Geoffrey’s Five Star Moments
New York Marathon champion Geoffrey Kamworor hopes to mount a successful defence of his title in the “Big Apple” on Sunday. Here the 25-year-old Kenyan superstar athlete hits the rewind button on his medal-laden career to select five highlights.
1 – The 2011 IAAF World Cross Country Championships – Punta Umbria
I have fond memories of winning the junior (U20) race. It was my first global title and it gave me a lot of confidence for the future. I had joined Global (Sports Communication) only a few months earlier and I’d been training hard.
I had finished fourth at the Kenyan Trials to qualify in the World Cross team. It is always so tough to qualify for the Kenyan team, so I knew I was amongst the best (in the world). If I trained hard and maintained my focus, I said to myself ‘I will finish number one’.
As a youngster, I’d admired so many athletes who had put on the Kenyan vest, so it was great morale boost to be able to do the same for the first time.
I recall controlling the race from the front early on and from that point on I never thought anyone could beat me. Crossing the line first (where he won the race by a victory margin of six seconds from Uganda’s Thomas Ayeko) gave me a lot of motivation to improve my training and preparation. At that time, It was the best moment of my career but I knew there was a lot more to come.

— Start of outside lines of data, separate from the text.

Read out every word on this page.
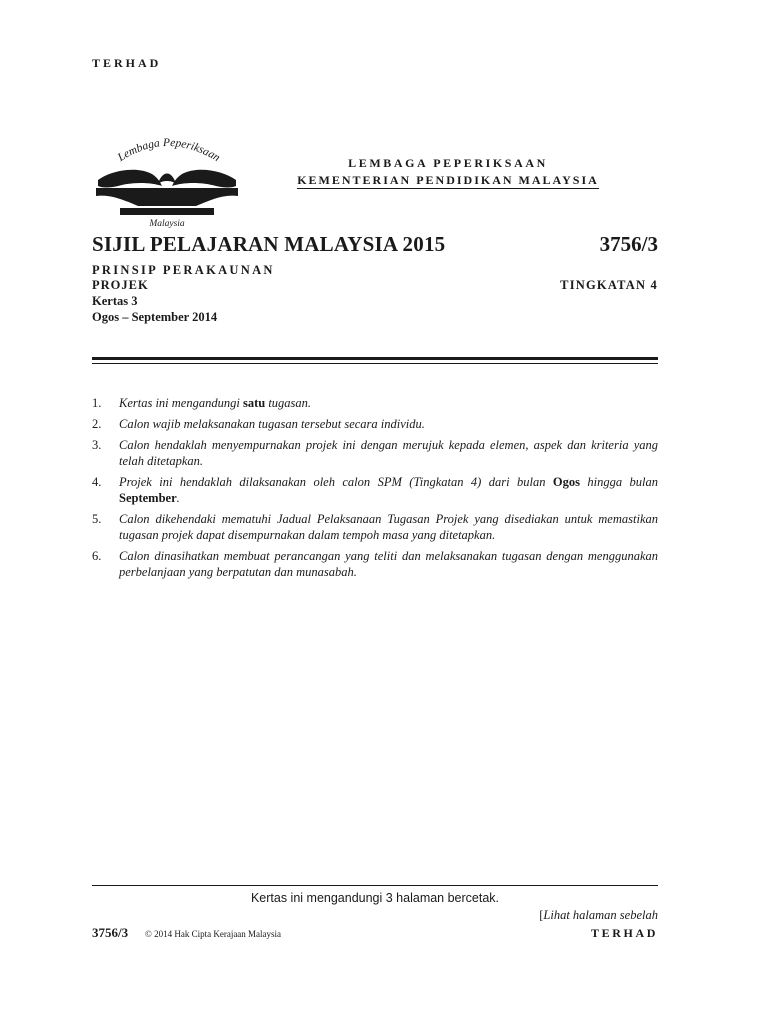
TERHAD
Lembaga Peperiksaan
Malaysia
LEMBAGA PEPERIKSAAN
KEMENTERIAN PENDIDIKAN MALAYSIA
SIJIL PELAJARAN MALAYSIA 2015	3756/3
PRINSIP PERAKAUNAN
PROJEK	TINGKATAN 4
Kertas 3
Ogos – September 2014
1. Kertas ini mengandungi satu tugasan.
2. Calon wajib melaksanakan tugasan tersebut secara individu.
3. Calon hendaklah menyempurnakan projek ini dengan merujuk kepada elemen, aspek dan kriteria yang telah ditetapkan.
4. Projek ini hendaklah dilaksanakan oleh calon SPM (Tingkatan 4) dari bulan Ogos hingga bulan September.
5. Calon dikehendaki mematuhi Jadual Pelaksanaan Tugasan Projek yang disediakan untuk memastikan tugasan projek dapat disempurnakan dalam tempoh masa yang ditetapkan.
6. Calon dinasihatkan membuat perancangan yang teliti dan melaksanakan tugasan dengan menggunakan perbelanjaan yang berpatutan dan munasabah.
Kertas ini mengandungi 3 halaman bercetak.
[Lihat halaman sebelah
3756/3 © 2014 Hak Cipta Kerajaan Malaysia	TERHAD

It was a nice feeling to be a world champion.
2 – The 2014 World Half Marathon Championships – Copenhagen
The previous month I’d finished sixth in the Tokyo Marathon in a time of 2:07:37 – which was not the performance I was looking for. So after Tokyo my coach (Patrick Sang) and I made the decision to target the World Half. The preparation, combining some easy training with longer runs and speedwork, went well. I was confident of performing in Copenhagen because in 2013 I had posted the fastest half-marathon time in the world of 58:54 (in Ras Al Khaimah).

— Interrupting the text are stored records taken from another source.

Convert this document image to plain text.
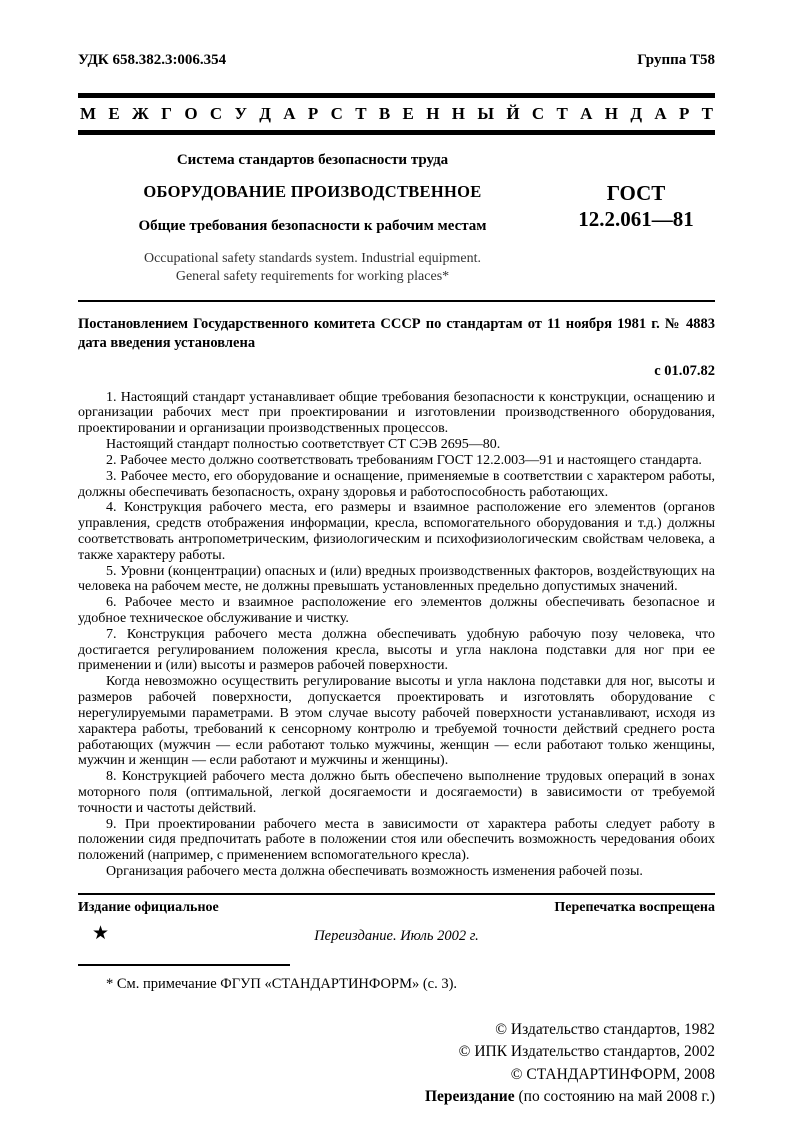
УДК 658.382.3:006.354	Группа Т58
М Е Ж Г О С У Д А Р С Т В Е Н Н Ы Й С Т А Н Д А Р Т
Система стандартов безопасности труда
ОБОРУДОВАНИЕ ПРОИЗВОДСТВЕННОЕ
Общие требования безопасности к рабочим местам
Occupational safety standards system. Industrial equipment.
General safety requirements for working places*
ГОСТ
12.2.061—81

Постановлением Государственного комитета СССР по стандартам от 11 ноября 1981 г. № 4883 дата введения установлена

с 01.07.82

1. Настоящий стандарт устанавливает общие требования безопасности к конструкции, оснащению и организации рабочих мест при проектировании и изготовлении производственного оборудования, проектировании и организации производственных процессов.

Настоящий стандарт полностью соответствует СТ СЭВ 2695—80.

2. Рабочее место должно соответствовать требованиям ГОСТ 12.2.003—91 и настоящего стандарта.

3. Рабочее место, его оборудование и оснащение, применяемые в соответствии с характером работы, должны обеспечивать безопасность, охрану здоровья и работоспособность работающих.

4. Конструкция рабочего места, его размеры и взаимное расположение его элементов (органов управления, средств отображения информации, кресла, вспомогательного оборудования и т.д.) должны соответствовать антропометрическим, физиологическим и психофизиологическим свойствам человека, а также характеру работы.

5. Уровни (концентрации) опасных и (или) вредных производственных факторов, воздействующих на человека на рабочем месте, не должны превышать установленных предельно допустимых значений.

6. Рабочее место и взаимное расположение его элементов должны обеспечивать безопасное и удобное техническое обслуживание и чистку.

7. Конструкция рабочего места должна обеспечивать удобную рабочую позу человека, что достигается регулированием положения кресла, высоты и угла наклона подставки для ног при ее применении и (или) высоты и размеров рабочей поверхности.

Когда невозможно осуществить регулирование высоты и угла наклона подставки для ног, высоты и размеров рабочей поверхности, допускается проектировать и изготовлять оборудование с нерегулируемыми параметрами. В этом случае высоту рабочей поверхности устанавливают, исходя из характера работы, требований к сенсорному контролю и требуемой точности действий среднего роста работающих (мужчин — если работают только мужчины, женщин — если работают только женщины, мужчин и женщин — если работают и мужчины и женщины).

8. Конструкцией рабочего места должно быть обеспечено выполнение трудовых операций в зонах моторного поля (оптимальной, легкой досягаемости и досягаемости) в зависимости от требуемой точности и частоты действий.

9. При проектировании рабочего места в зависимости от характера работы следует работу в положении сидя предпочитать работе в положении стоя или обеспечить возможность чередования обоих положений (например, с применением вспомогательного кресла).

Организация рабочего места должна обеспечивать возможность изменения рабочей позы.

Издание официальное	Перепечатка воспрещена
★	Переиздание. Июль 2002 г.
* См. примечание ФГУП «СТАНДАРТИНФОРМ» (с. 3).
© Издательство стандартов, 1982
© ИПК Издательство стандартов, 2002
© СТАНДАРТИНФОРМ, 2008
Переиздание (по состоянию на май 2008 г.)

I remember going up against a quality field in Copenhagen containing the defending champion and world record holder Zersenay Tadese (of Eritrea) but that did not worry me because I knew I’d prepared well. At 15km I broke away from the field and no-one was able to chase me down. To win (in a time of 59:08 by a margin of 13 seconds) was a great feeling. I had previously won a junior title but to claim my first senior crown proved that I had arrived among the top athletes.
3 – The 2015 World Cross Country Championships – Guiyang
I’d finished second at the Kenyan Cross Country Trials but enjoyed a positive period of training in the countdown to the World Cross Country Championships, and I was confident of a good showing.
As I recall, the course was a classic cross country mix of jumps, uphill and downhill sections. We (Kenyans) also ran as a team determined to set a fast pace. It was nice to run too with a good friend in Bedan Karoki, who went on to win the silver medal. It was only towards the end that the race became ‘every man for himself’.
I managed to pull ahead and claim gold. It was important for my career to add a second senior global title to my name.
4 – The 2016 World Half Marathon Championships – Cardiff
In 2015 I won a 10,000m silver behind Mo Farah at the World Championships in Beijing and although it was nice to win a medal, I always want to win gold. I then switched my focus to the World Half Marathon Championships in Cardiff, which was at that point the most significant race of my career.
I went there as defending champion determined to retain my title but the weather conditions were horrible. It was both wet and windy and I slipped and fell heavily on my knee at the start of the race. I lost a lot of ground on the leaders and I knew from that moment on I was in a real fight to secure the gold.
The knee was initially painful, but once I got back to my feet and re-started running, thankfully, the pain subsided. I knew from that point I would be okay, I just had to focus on the race. At around 3km I caught up with the leaders and my confidence started to build again.
The conditions were tough and at one point in the race I felt hailstones, which is something I’d never experienced before. To go on and win the race in a slick time of 59:10 (and an extraordinary winning margin of 26 seconds) with all the adversity I’d faced, was so satisfying.
5 – The 2017 World Cross Country Championships – Kampala
I went there as defending champion but knew it would be a tough competition, particularly because of the strong home challenge led by my NN Running Team colleague and friend Joshua Cheptegei. As I recall the humidity and temperature was high.
The start of the race went smoothly only for Joshua to break away. He was running at a really quick tempo and I could not go with him, so I settled into my own race. I never lost hope that I could win. As a champion you have to think this way.
It was unfortunate for Joshua that in the latter stages he struggled badly, and when I went past him I hit the front. He has spent some time in Kaptagat training with him. He is like a brother to me, so I really felt for him. I remember the crowd went silent when I took the lead.
It was significant win for me because it was another world title, another gold medal and another successful defence of a global crown.